Snow seems a gift. We seek a 'higher' power, we look up for hope, to the sky, the heavens, which hold that which gives us life, be it deity or the sun. That above gives snow as a gift. It comes quiet and soft, and for a little while brings with it the greater gift of newness. Of cleanliness. For a little while, all the traces of your passing are hidden. You can pretend that you, too, are fresh and original. For the soul that has not lived with snow, snow is the closest we will ever come to magic.
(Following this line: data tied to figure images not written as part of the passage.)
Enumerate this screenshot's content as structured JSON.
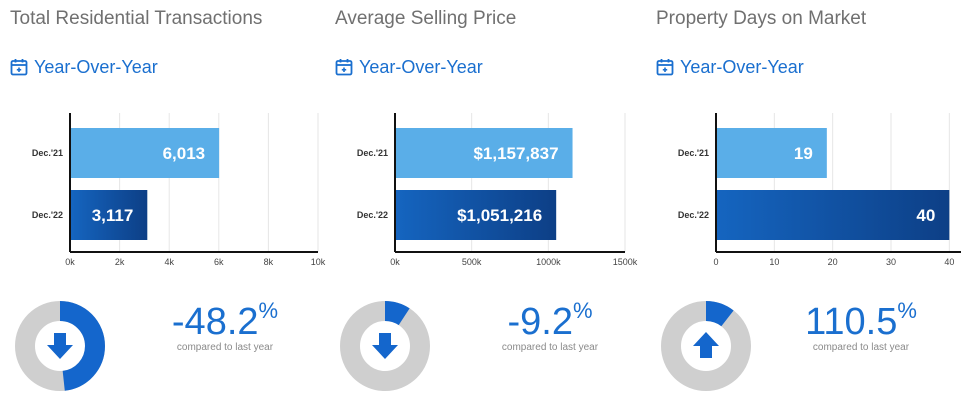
{
  "panels": [
    {
      "title": "Total Residential Transactions",
      "period": "Year-Over-Year",
      "change": {
        "value": "-48.2",
        "unit": "%",
        "note": "compared to last year",
        "direction": "down",
        "fraction": 0.482
      },
      "chart_data": {
        "type": "bar",
        "orientation": "horizontal",
        "categories": [
          "Dec.'21",
          "Dec.'22"
        ],
        "values": [
          6013,
          3117
        ],
        "data_labels": [
          "6,013",
          "3,117"
        ],
        "xticks": [
          "0k",
          "2k",
          "4k",
          "6k",
          "8k",
          "10k"
        ],
        "xlim": [
          0,
          10000
        ],
        "grid": true
      }
    },
    {
      "title": "Average Selling Price",
      "period": "Year-Over-Year",
      "change": {
        "value": "-9.2",
        "unit": "%",
        "note": "compared to last year",
        "direction": "down",
        "fraction": 0.092
      },
      "chart_data": {
        "type": "bar",
        "orientation": "horizontal",
        "categories": [
          "Dec.'21",
          "Dec.'22"
        ],
        "values": [
          1157837,
          1051216
        ],
        "data_labels": [
          "$1,157,837",
          "$1,051,216"
        ],
        "xticks": [
          "0k",
          "500k",
          "1000k",
          "1500k"
        ],
        "xlim": [
          0,
          1500000
        ],
        "grid": true
      }
    },
    {
      "title": "Property Days on Market",
      "period": "Year-Over-Year",
      "change": {
        "value": "110.5",
        "unit": "%",
        "note": "compared to last year",
        "direction": "up",
        "fraction": 0.105
      },
      "chart_data": {
        "type": "bar",
        "orientation": "horizontal",
        "categories": [
          "Dec.'21",
          "Dec.'22"
        ],
        "values": [
          19,
          40
        ],
        "data_labels": [
          "19",
          "40"
        ],
        "xticks": [
          "0",
          "10",
          "20",
          "30",
          "40"
        ],
        "xlim": [
          0,
          42
        ],
        "grid": true
      }
    }
  ],
  "colors": {
    "bar_prev": "#5aaee8",
    "bar_curr_start": "#1565c0",
    "bar_curr_end": "#0d3f86",
    "accent": "#1a6fcf",
    "donut_track": "#cfcfcf",
    "donut_fill": "#1466cc"
  }
}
Ice is not magic. Ice is not kind. It hides nothing. The frost grows imperceptibly slow. You cannot watch it advance. Frost defines the liminal, highlighting the borders of all things and in doing so reminding you of the presence of the garbage littering the streets that you had long ago stopped seeing. Gum long bonded with the pavement is made a doily, the eternal pothole puddle a post-modern resin work examining the strata of urban filth. The streets themselves now capture and exhibit all evidence of your wake; the roads hold tyre marks, the footpaths keep your footprints. Still the air is full of water, and what you breathe is razors. All those puddles that never cleared congeal into sharp clots, then films and sheafs crystal papers. You step on each puddle cautiously. Most are solid now, and give you nothing, not even friction. Some yet remain with a belly of water, or air, and those you stomp on with glee. Something about that crackle and crunch of ice underfoot. Something so satisfying in that crisp sound, that crisp give.
I cannot talk about ice. I cannot talk about myself.